Sudtyro wrote:Thanks to Rep’nA for a clear and detailed explanation. I believe you are right about the limits on where the cells in A and B can lie. If you allow the cells of an ALS to be in different houses, then your analysis very neatly eliminates both the extra 6’s and the 8’s in this problem using a single ALS-XZ rule, and that seems fairly significant.

My only heartburn is that the Sudopedia definition of an ALS requires its cells to lie in the SAME house (and only truly makes sense to me that way). As a beginner, I rely on basic definitions like that in order to build consistent solution strategies. Your strategy clearly modifies this definition, and that leaves me feeling a bit uneasy.

Perhaps I am wrong. The ALS xz-rule is not how I think about these issues and I am bound to mess up. As I mentioned in my first post, I think the way to go is with Subset Counting. With that there is no ambiguity. If you aren't familiar with the technique, let me explain it in this situation.

We have four cells r4c49, r5c59 that can contain the following candidates {3,6,8,9} where,

a priori, we allow repetition. Looking at the grid, we see that there can never be more than one 3, two 6's, one 8, and one 9. So the four cells will each, if you like, choose a number out of a hat containing [3,6,6,8,9]. If we somehow removed two of those numbers ahead of time, the four cells would only be choosing from a hat containing three numbers, an impossibility. So, for instance, if r4c7 = 6 or r4c8 = 6, then none of our four cells could be a 6. This is tantamount to removing both 6's from the hat, leaving us with only three numbers for four cells, a contradiction.
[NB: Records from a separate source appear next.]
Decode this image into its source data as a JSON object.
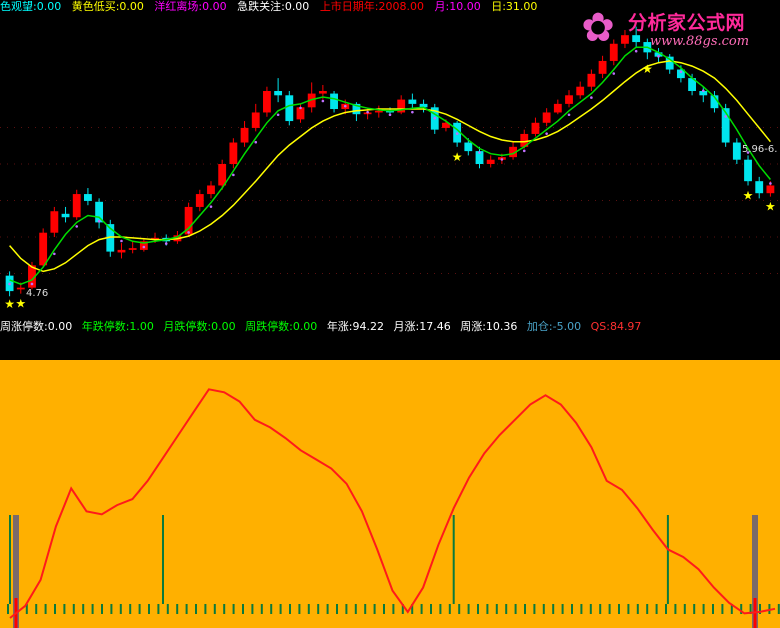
{
  "top_legend": [
    {
      "text": "色观望:0.00",
      "color": "#00ffff"
    },
    {
      "text": "黄色低买:0.00",
      "color": "#ffff00"
    },
    {
      "text": "洋红离场:0.00",
      "color": "#ff00ff"
    },
    {
      "text": "急跌关注:0.00",
      "color": "#ffffff"
    },
    {
      "text": "上市日期年:2008.00",
      "color": "#ff0000"
    },
    {
      "text": "月:10.00",
      "color": "#ff00ff"
    },
    {
      "text": "日:31.00",
      "color": "#ffff00"
    }
  ],
  "mid_legend": [
    {
      "text": "周涨停数:0.00",
      "color": "#ffffff"
    },
    {
      "text": "年跌停数:1.00",
      "color": "#00ff00"
    },
    {
      "text": "月跌停数:0.00",
      "color": "#00ff00"
    },
    {
      "text": "周跌停数:0.00",
      "color": "#00ff00"
    },
    {
      "text": "年涨:94.22",
      "color": "#ffffff"
    },
    {
      "text": "月涨:17.46",
      "color": "#ffffff"
    },
    {
      "text": "周涨:10.36",
      "color": "#ffffff"
    },
    {
      "text": "加仓:-5.00",
      "color": "#4aa3c8"
    },
    {
      "text": "QS:84.97",
      "color": "#ff3030"
    }
  ],
  "watermark": {
    "title": "分析家公式网",
    "url": "www.88gs.com"
  },
  "price_labels": {
    "low": "4.76",
    "right": "5.96-6."
  },
  "colors": {
    "top_bg": "#000000",
    "bottom_bg": "#ffb000",
    "up": "#ff0000",
    "down": "#00e5ee",
    "fast_ma": "#00dd00",
    "slow_ma": "#ffff00",
    "qs_line": "#ff1a1a",
    "signal": "#0a7a3c",
    "star": "#ffff00"
  },
  "chart_data": [
    {
      "type": "candlestick",
      "note_series": "price panel",
      "candles": [
        [
          5.0,
          4.82,
          5.05,
          4.76
        ],
        [
          4.84,
          4.86,
          4.92,
          4.79
        ],
        [
          4.86,
          5.12,
          5.16,
          4.84
        ],
        [
          5.12,
          5.5,
          5.55,
          5.1
        ],
        [
          5.5,
          5.75,
          5.8,
          5.45
        ],
        [
          5.72,
          5.68,
          5.8,
          5.62
        ],
        [
          5.68,
          5.95,
          6.0,
          5.65
        ],
        [
          5.95,
          5.87,
          6.02,
          5.82
        ],
        [
          5.86,
          5.62,
          5.9,
          5.55
        ],
        [
          5.6,
          5.28,
          5.65,
          5.22
        ],
        [
          5.27,
          5.3,
          5.38,
          5.2
        ],
        [
          5.3,
          5.32,
          5.4,
          5.26
        ],
        [
          5.3,
          5.4,
          5.44,
          5.28
        ],
        [
          5.42,
          5.44,
          5.5,
          5.38
        ],
        [
          5.44,
          5.4,
          5.48,
          5.35
        ],
        [
          5.4,
          5.47,
          5.52,
          5.37
        ],
        [
          5.48,
          5.8,
          5.85,
          5.45
        ],
        [
          5.8,
          5.95,
          6.0,
          5.75
        ],
        [
          5.95,
          6.05,
          6.1,
          5.9
        ],
        [
          6.05,
          6.3,
          6.35,
          6.0
        ],
        [
          6.3,
          6.55,
          6.6,
          6.25
        ],
        [
          6.55,
          6.72,
          6.8,
          6.5
        ],
        [
          6.72,
          6.9,
          7.0,
          6.68
        ],
        [
          6.9,
          7.15,
          7.2,
          6.85
        ],
        [
          7.15,
          7.1,
          7.3,
          7.02
        ],
        [
          7.1,
          6.8,
          7.15,
          6.75
        ],
        [
          6.82,
          6.96,
          7.0,
          6.78
        ],
        [
          6.96,
          7.12,
          7.25,
          6.9
        ],
        [
          7.12,
          7.15,
          7.22,
          7.05
        ],
        [
          7.12,
          6.94,
          7.15,
          6.9
        ],
        [
          6.94,
          7.0,
          7.05,
          6.88
        ],
        [
          7.0,
          6.88,
          7.02,
          6.8
        ],
        [
          6.88,
          6.9,
          6.95,
          6.82
        ],
        [
          6.9,
          6.92,
          6.98,
          6.84
        ],
        [
          6.92,
          6.9,
          6.96,
          6.86
        ],
        [
          6.9,
          7.05,
          7.1,
          6.88
        ],
        [
          7.05,
          7.0,
          7.12,
          6.95
        ],
        [
          7.0,
          6.96,
          7.05,
          6.9
        ],
        [
          6.96,
          6.7,
          7.0,
          6.65
        ],
        [
          6.72,
          6.78,
          6.82,
          6.68
        ],
        [
          6.78,
          6.55,
          6.8,
          6.5
        ],
        [
          6.55,
          6.45,
          6.6,
          6.4
        ],
        [
          6.45,
          6.3,
          6.5,
          6.25
        ],
        [
          6.3,
          6.35,
          6.4,
          6.26
        ],
        [
          6.35,
          6.38,
          6.42,
          6.3
        ],
        [
          6.38,
          6.5,
          6.55,
          6.35
        ],
        [
          6.5,
          6.65,
          6.7,
          6.48
        ],
        [
          6.65,
          6.78,
          6.84,
          6.62
        ],
        [
          6.78,
          6.9,
          6.95,
          6.74
        ],
        [
          6.9,
          7.0,
          7.05,
          6.88
        ],
        [
          7.0,
          7.1,
          7.16,
          6.96
        ],
        [
          7.1,
          7.2,
          7.26,
          7.06
        ],
        [
          7.2,
          7.35,
          7.4,
          7.15
        ],
        [
          7.35,
          7.5,
          7.56,
          7.3
        ],
        [
          7.5,
          7.7,
          7.75,
          7.45
        ],
        [
          7.7,
          7.8,
          7.86,
          7.65
        ],
        [
          7.8,
          7.72,
          7.9,
          7.65
        ],
        [
          7.72,
          7.6,
          7.76,
          7.52
        ],
        [
          7.6,
          7.55,
          7.65,
          7.48
        ],
        [
          7.55,
          7.4,
          7.58,
          7.35
        ],
        [
          7.4,
          7.3,
          7.45,
          7.25
        ],
        [
          7.3,
          7.15,
          7.35,
          7.1
        ],
        [
          7.15,
          7.1,
          7.2,
          7.02
        ],
        [
          7.1,
          6.95,
          7.15,
          6.9
        ],
        [
          6.95,
          6.55,
          7.0,
          6.5
        ],
        [
          6.55,
          6.35,
          6.6,
          6.3
        ],
        [
          6.35,
          6.1,
          6.4,
          6.05
        ],
        [
          6.1,
          5.96,
          6.15,
          5.9
        ],
        [
          5.96,
          6.05,
          6.1,
          5.92
        ]
      ],
      "fast_ma": [
        4.95,
        4.9,
        4.95,
        5.1,
        5.3,
        5.48,
        5.62,
        5.7,
        5.68,
        5.55,
        5.45,
        5.4,
        5.38,
        5.4,
        5.42,
        5.45,
        5.55,
        5.7,
        5.85,
        6.02,
        6.22,
        6.42,
        6.6,
        6.78,
        6.92,
        6.98,
        7.0,
        7.05,
        7.08,
        7.06,
        7.02,
        6.98,
        6.95,
        6.93,
        6.92,
        6.93,
        6.95,
        6.96,
        6.88,
        6.8,
        6.7,
        6.58,
        6.48,
        6.42,
        6.4,
        6.42,
        6.5,
        6.6,
        6.7,
        6.8,
        6.92,
        7.02,
        7.12,
        7.25,
        7.4,
        7.56,
        7.66,
        7.66,
        7.6,
        7.52,
        7.42,
        7.3,
        7.2,
        7.08,
        6.9,
        6.7,
        6.48,
        6.28,
        6.12
      ],
      "slow_ma": [
        5.35,
        5.2,
        5.1,
        5.05,
        5.08,
        5.15,
        5.25,
        5.35,
        5.42,
        5.45,
        5.45,
        5.44,
        5.43,
        5.42,
        5.42,
        5.43,
        5.46,
        5.52,
        5.6,
        5.7,
        5.82,
        5.96,
        6.1,
        6.25,
        6.4,
        6.52,
        6.62,
        6.72,
        6.8,
        6.86,
        6.9,
        6.92,
        6.93,
        6.94,
        6.94,
        6.94,
        6.94,
        6.94,
        6.92,
        6.88,
        6.82,
        6.75,
        6.68,
        6.62,
        6.58,
        6.56,
        6.56,
        6.58,
        6.62,
        6.68,
        6.76,
        6.85,
        6.94,
        7.04,
        7.15,
        7.26,
        7.36,
        7.44,
        7.48,
        7.5,
        7.48,
        7.44,
        7.38,
        7.3,
        7.18,
        7.04,
        6.88,
        6.72,
        6.56
      ],
      "ylim": [
        4.6,
        8.0
      ]
    },
    {
      "type": "line",
      "note_series": "QS oscillator panel",
      "series": [
        {
          "name": "QS",
          "values": [
            0,
            8,
            25,
            60,
            85,
            70,
            68,
            74,
            78,
            90,
            105,
            120,
            135,
            150,
            148,
            142,
            130,
            125,
            118,
            110,
            104,
            98,
            88,
            70,
            45,
            18,
            4,
            20,
            48,
            72,
            92,
            108,
            120,
            130,
            140,
            146,
            140,
            128,
            112,
            90,
            84,
            72,
            58,
            45,
            40,
            32,
            20,
            10,
            3,
            4,
            6
          ]
        }
      ],
      "ylim": [
        0,
        160
      ],
      "signals": [
        0,
        10,
        29,
        43,
        67,
        81
      ]
    }
  ]
}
The exclusion of 8's is only slightly more complicated. An 8 in box or column 9, but not in r45c9, will immediately remove 8 from the hat and force r4c9=6 which removes another 6 from the hat since the only way to get two 6's is for r4c4=6 and r5c9=6. Left with only two numbers for the remaining three cells, we get a contradiction.

Of course, this may seem rather glib and complicated compared with the ALS rules, but in practice it is (at least when given the cells) much easier to apply. Note that there is no concern here about houses or even any decision to be made about how to break up the cells into the sets A and B, etc.